El partido fue exactamente lo que prometía su contexto clasificatorio. Poco fútbol fluido, mucho choque y una tensión permanente que se apoderó del césped desde el inicio. Los primeros minutos transcurrieron entre imprecisiones, centros sin destinatario y un ritmo espeso, impropio de quienes necesitan ganar como el comer. El Getafe asumió algo más de iniciativa, sobre todo a balón parado. Cerca de la media hora, Mario Martín cabeceó alto tras una falta lateral, y poco después Martín Satriano rozó el palo en otro envío aéreo. El Valencia resistía replegado, incómodo pero ordenado, sin apenas presencia en campo rival.
Tras el descanso, el guion apenas varió. El Valencia intentó estirarse con la entrada de piezas ofensivas y encontró su mejor ocasión en un disparo escorado de Arnaut Danjuma que se marchó al lateral de la red. El Getafe respondió acumulando centros y saques de esquina, empujando más por insistencia que por claridad. El partido se endureció aún más, con faltas continuas y protestas que anunciaban un final cargado de nervios.

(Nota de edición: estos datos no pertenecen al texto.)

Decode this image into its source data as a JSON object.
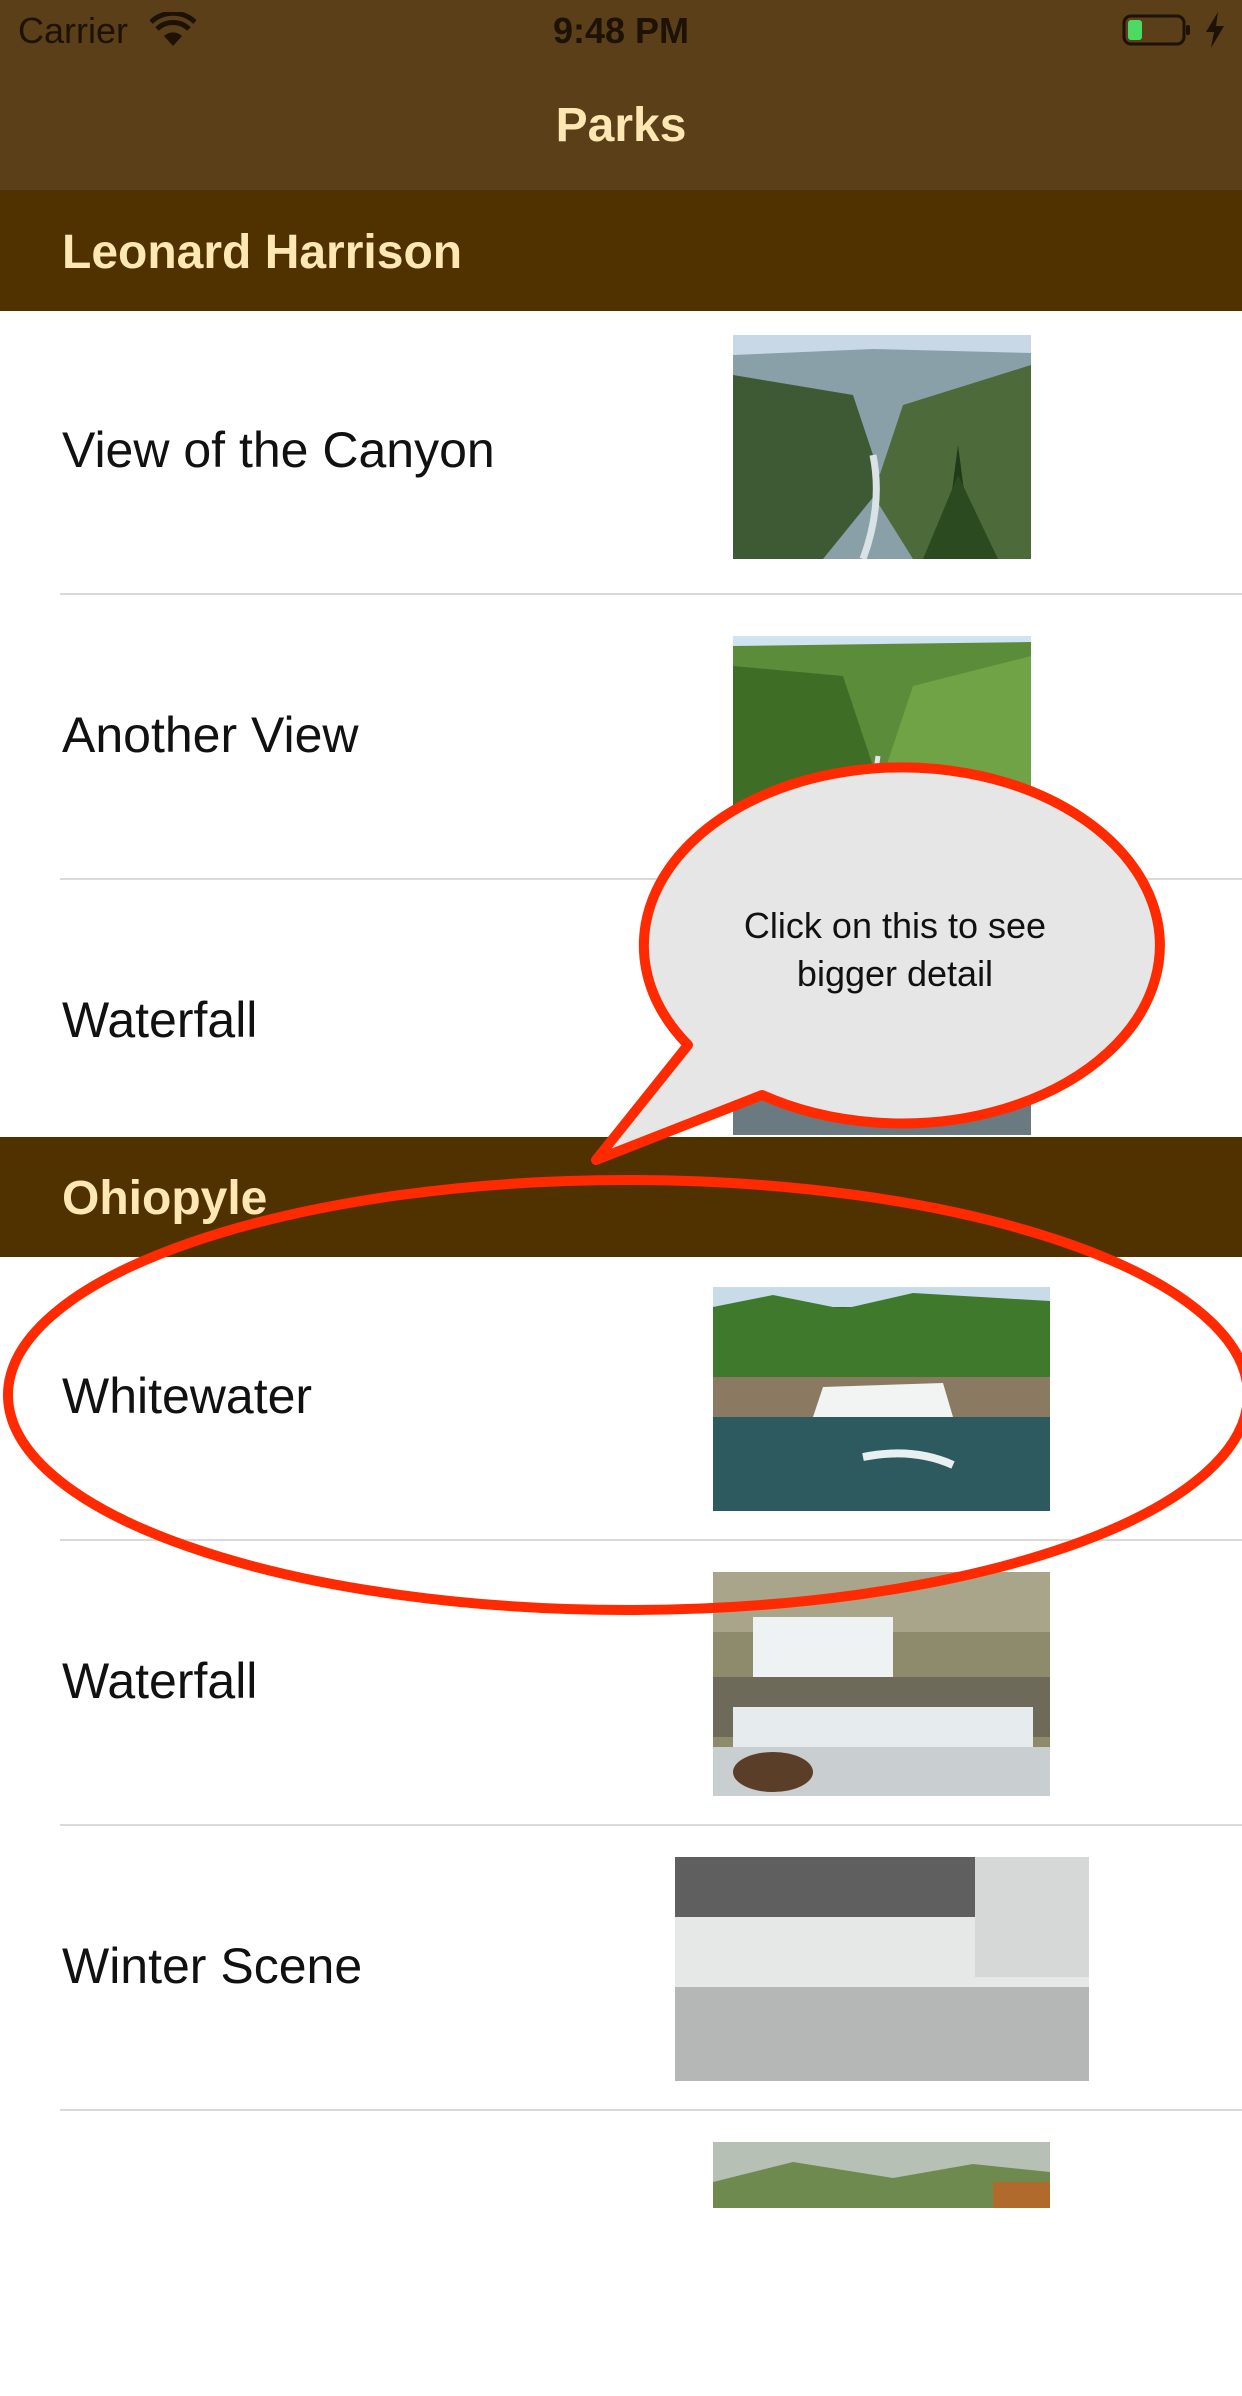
{
  "status_bar": {
    "carrier": "Carrier",
    "time": "9:48 PM"
  },
  "nav": {
    "title": "Parks"
  },
  "sections": [
    {
      "title": "Leonard Harrison",
      "rows": [
        {
          "label": "View of the Canyon",
          "image": "canyon-view-photo"
        },
        {
          "label": "Another View",
          "image": "green-canyon-photo"
        },
        {
          "label": "Waterfall",
          "image": "waterfall-photo"
        }
      ]
    },
    {
      "title": "Ohiopyle",
      "rows": [
        {
          "label": "Whitewater",
          "image": "whitewater-photo"
        },
        {
          "label": "Waterfall",
          "image": "cascade-photo"
        },
        {
          "label": "Winter Scene",
          "image": "winter-falls-photo"
        },
        {
          "label": "",
          "image": "foggy-forest-photo"
        }
      ]
    }
  ],
  "annotation": {
    "callout_text": "Click on this to see bigger detail",
    "color": "#ff2a00",
    "bubble_fill": "#e6e6e6"
  }
}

El desenlace llegó en el minuto 84. En una jugada aislada, Gayà apareció desde atrás, recibió en la frontal y definió con una delicadeza impropia del contexto: un toque sutil por encima de David Soria que silenció el Coliseum. Un gol de capitán, de supervivencia. El descuento fue un asedio local sin premio, con un casi autogol salvado por el larguero y una expulsión de Hugo Duro desde el banquillo que reflejó la tensión acumulada.
Al final, el Valencia salió del fango con las manos llenas de esperanza. El Getafe, atrapado en la misma trinchera, se quedó sin recompensa. En partidos así, no gana quien juega mejor, sino quien resiste un segundo más.